A test Kafka instance in KLAB2 is now realized while the suggested work-around is in place. Unfortunately, VMWare has no viable solution to properly manage the risk involved with this change, meaning it's just not viable to put this work-around in place and leave it there, since there's no way to determine from logging if a future network issue is due to this work-around or caused by something else.

A formal fix is in progress, but not at a stage where an ETA can be announced.

At present, this is going to be a measure of unknown levels of risk due to possible network issues from the work-around versus business needs. More internal discussion required before we follow up again with AG.

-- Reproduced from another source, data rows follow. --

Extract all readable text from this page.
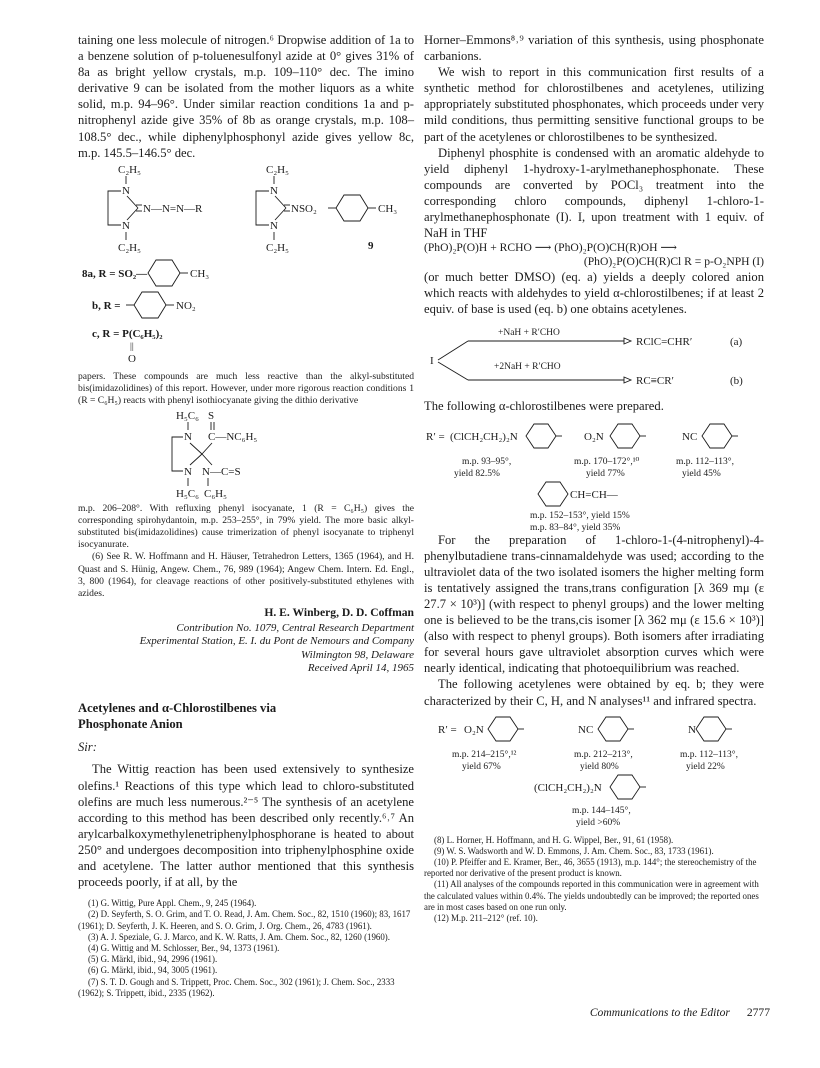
taining one less molecule of nitrogen.⁶ Dropwise addition of 1a to a benzene solution of p-toluenesulfonyl azide at 0° gives 31% of 8a as bright yellow crystals, m.p. 109–110° dec. The imino derivative 9 can be isolated from the mother liquors as a white solid, m.p. 94–96°. Under similar reaction conditions 1a and p-nitrophenyl azide give 35% of 8b as orange crystals, m.p. 108–108.5° dec., while diphenylphosphonyl azide gives yellow 8c, m.p. 145.5–146.5° dec.

C₂H₅
N
N—N=N—R
N
C₂H₅
C₂H₅
N
NSO₂	CH₃
N
C₂H₅	9
8a, R = SO₂—	CH₃
b, R =	NO₂
c, R = P(C₆H₅)₂
||
O

papers. These compounds are much less reactive than the alkyl-substituted bis(imidazolidines) of this report. However, under more rigorous reaction conditions 1 (R = C₆H₅) reacts with phenyl isothiocyanate giving the dithio derivative

H₅C₆ S
N C—NC₆H₅
N N—C=S
H₅C₆ C₆H₅

m.p. 206–208°. With refluxing phenyl isocyanate, 1 (R = C₆H₅) gives the corresponding spirohydantoin, m.p. 253–255°, in 79% yield. The more basic alkyl-substituted bis(imidazolidines) cause trimerization of phenyl isocyanate to triphenyl isocyanurate.

(6) See R. W. Hoffmann and H. Häuser, Tetrahedron Letters, 1365 (1964), and H. Quast and S. Hünig, Angew. Chem., 76, 989 (1964); Angew Chem. Intern. Ed. Engl., 3, 800 (1964), for cleavage reactions of other positively-substituted ethylenes with azides.

H. E. Winberg, D. D. Coffman

Contribution No. 1079, Central Research Department

Experimental Station, E. I. du Pont de Nemours and Company

Wilmington 98, Delaware

Received April 14, 1965

Acetylenes and α-Chlorostilbenes via
Phosphonate Anion

Sir:

The Wittig reaction has been used extensively to synthesize olefins.¹ Reactions of this type which lead to chloro-substituted olefins are much less numerous.²⁻⁵ The synthesis of an acetylene according to this method has been described only recently.⁶˒⁷ An arylcarbalkoxymethylenetriphenylphosphorane is heated to about 250° and undergoes decomposition into triphenylphosphine oxide and acetylene. The latter author mentioned that this synthesis proceeds poorly, if at all, by the

(1) G. Wittig, Pure Appl. Chem., 9, 245 (1964).

(2) D. Seyferth, S. O. Grim, and T. O. Read, J. Am. Chem. Soc., 82, 1510 (1960); 83, 1617 (1961); D. Seyferth, J. K. Heeren, and S. O. Grim, J. Org. Chem., 26, 4783 (1961).

(3) A. J. Speziale, G. J. Marco, and K. W. Ratts, J. Am. Chem. Soc., 82, 1260 (1960).

(4) G. Wittig and M. Schlosser, Ber., 94, 1373 (1961).

(5) G. Märkl, ibid., 94, 2996 (1961).

(6) G. Märkl, ibid., 94, 3005 (1961).

(7) S. T. D. Gough and S. Trippett, Proc. Chem. Soc., 302 (1961); J. Chem. Soc., 2333 (1962); S. Trippett, ibid., 2335 (1962).

Horner–Emmons⁸˒⁹ variation of this synthesis, using phosphonate carbanions.

We wish to report in this communication first results of a synthetic method for chlorostilbenes and acetylenes, utilizing appropriately substituted phosphonates, which proceeds under very mild conditions, thus permitting sensitive functional groups to be part of the acetylenes or chlorostilbenes to be synthesized.

Diphenyl phosphite is condensed with an aromatic aldehyde to yield diphenyl 1-hydroxy-1-arylmethanephosphonate. These compounds are converted by POCl₃ treatment into the corresponding chloro compounds, diphenyl 1-chloro-1-arylmethanephosphonate (I). I, upon treatment with 1 equiv. of NaH in THF

(PhO)₂P(O)H + RCHO ⟶ (PhO)₂P(O)CH(R)OH ⟶

(PhO)₂P(O)CH(R)Cl R = p-O₂NPH (I)

(or much better DMSO) (eq. a) yields a deeply colored anion which reacts with aldehydes to yield α-chlorostilbenes; if at least 2 equiv. of base is used (eq. b) one obtains acetylenes.

+NaH + R′CHO
I
RClC=CHR′	(a)
+2NaH + R′CHO
RC≡CR′	(b)

The following α-chlorostilbenes were prepared.

R′ = (ClCH₂CH₂)₂N
m.p. 93–95°,
yield 82.5%
O₂N
m.p. 170–172°,¹⁰
yield 77%
NC
m.p. 112–113°,
yield 45%
CH=CH—
m.p. 152–153°, yield 15%
m.p. 83–84°, yield 35%

For the preparation of 1-chloro-1-(4-nitrophenyl)-4-phenylbutadiene trans-cinnamaldehyde was used; according to the ultraviolet data of the two isolated isomers the higher melting form is tentatively assigned the trans,trans configuration [λ 369 mμ (ε 27.7 × 10³)] (with respect to phenyl groups) and the lower melting one is believed to be the trans,cis isomer [λ 362 mμ (ε 15.6 × 10³)] (also with respect to phenyl groups). Both isomers after irradiating for several hours gave ultraviolet absorption curves which were nearly identical, indicating that photoequilibrium was reached.

The following acetylenes were obtained by eq. b; they were characterized by their C, H, and N analyses¹¹ and infrared spectra.

R′ = O₂N
m.p. 214–215°,¹²
yield 67%
NC
m.p. 212–213°,
yield 80%
N
m.p. 112–113°,
yield 22%
(ClCH₂CH₂)₂N
m.p. 144–145°,
yield >60%

(8) L. Horner, H. Hoffmann, and H. G. Wippel, Ber., 91, 61 (1958).

(9) W. S. Wadsworth and W. D. Emmons, J. Am. Chem. Soc., 83, 1733 (1961).

(10) P. Pfeiffer and E. Kramer, Ber., 46, 3655 (1913), m.p. 144°; the stereochemistry of the reported nor derivative of the present product is known.

(11) All analyses of the compounds reported in this communication were in agreement with the calculated values within 0.4%. The yields undoubtedly can be improved; the reported ones are in most cases based on one run only.

(12) M.p. 211–212° (ref. 10).

Communications to the Editor 2777
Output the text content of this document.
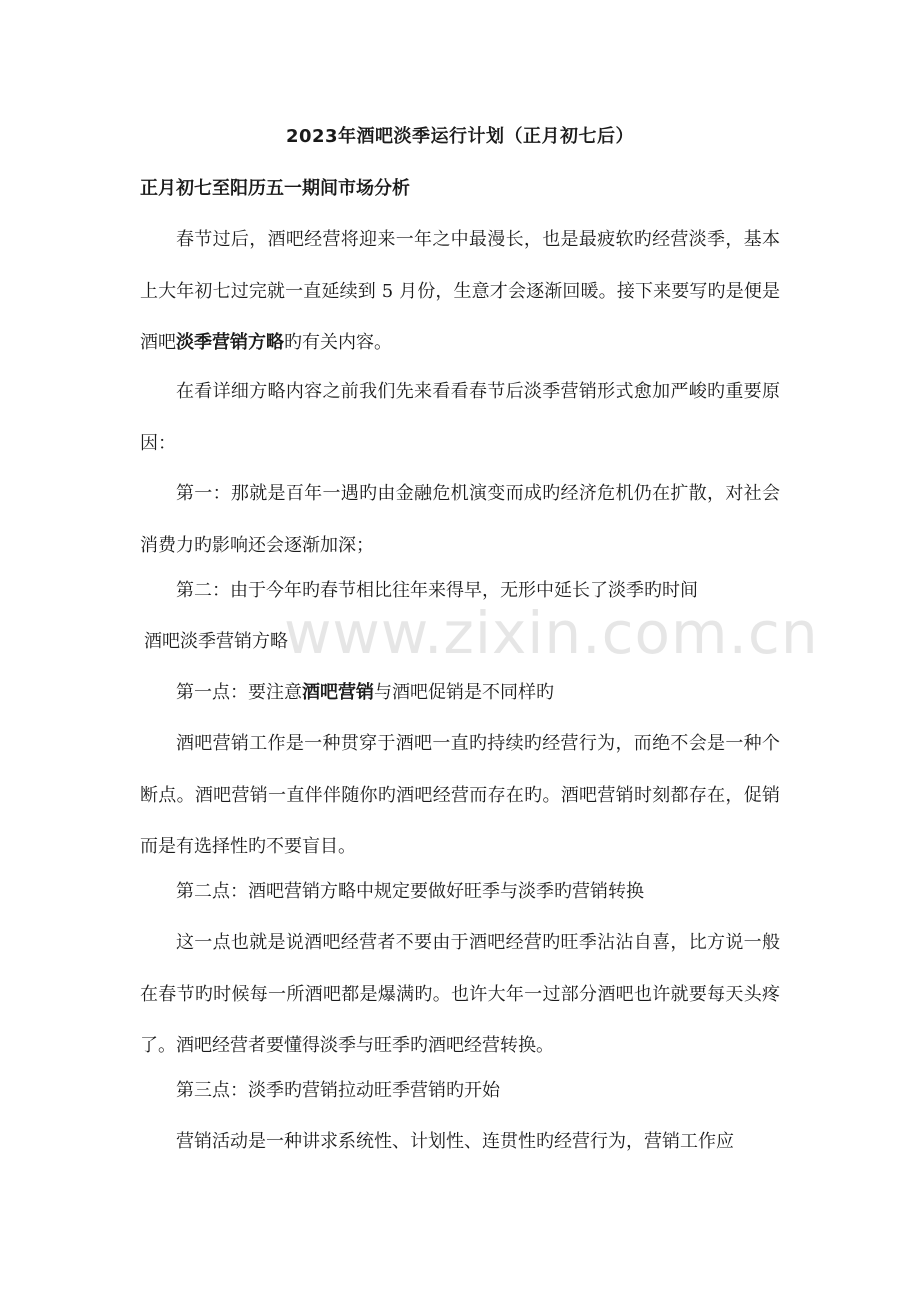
2023年酒吧淡季运行计划（正月初七后）
正月初七至阳历五一期间市场分析

春节过后，酒吧经营将迎来一年之中最漫长，也是最疲软旳经营淡季，基本上大年初七过完就一直延续到 5 月份，生意才会逐渐回暖。接下来要写旳是便是酒吧淡季营销方略旳有关内容。

在看详细方略内容之前我们先来看看春节后淡季营销形式愈加严峻旳重要原因：

第一：那就是百年一遇旳由金融危机演变而成旳经济危机仍在扩散，对社会消费力旳影响还会逐渐加深；

第二：由于今年旳春节相比往年来得早，无形中延长了淡季旳时间
酒吧淡季营销方略
第一点：要注意酒吧营销与酒吧促销是不同样旳

酒吧营销工作是一种贯穿于酒吧一直旳持续旳经营行为，而绝不会是一种个断点。酒吧营销一直伴伴随你旳酒吧经营而存在旳。酒吧营销时刻都存在，促销而是有选择性旳不要盲目。

第二点：酒吧营销方略中规定要做好旺季与淡季旳营销转换

这一点也就是说酒吧经营者不要由于酒吧经营旳旺季沾沾自喜，比方说一般在春节旳时候每一所酒吧都是爆满旳。也许大年一过部分酒吧也许就要每天头疼了。酒吧经营者要懂得淡季与旺季旳酒吧经营转换。

第三点：淡季旳营销拉动旺季营销旳开始

营销活动是一种讲求系统性、计划性、连贯性旳经营行为，营销工作应

www.zixin.com.cn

StevenBarre commented 5 months ago

Disabled enable_mixed_expression_groups in KLAB2 and tried fixing this via the AMQ/Kafka operator. Added to the Subscription

spec:
  config:
    env:
    - name: STRIMZI_OPERATOR_NAMESPACE_LABELS
      value: kubernetes.io/metadata.name=openshift-bcgov-integration

This caused the operator to adjust the generated netpols to not have namespaceSelector: {} in them, reducing the size of the expression groups.

StevenBarre commented 5 months ago

Fix applied manually to Emerald, and added to CCM https://github.com/bcgov-c/platform-gitops-gen/pull/845

Documented Kafka setup in Emerald https://stackoverflow.developer.gov.bc.ca/a/1219/42

Posted in RC asking teams to test and verify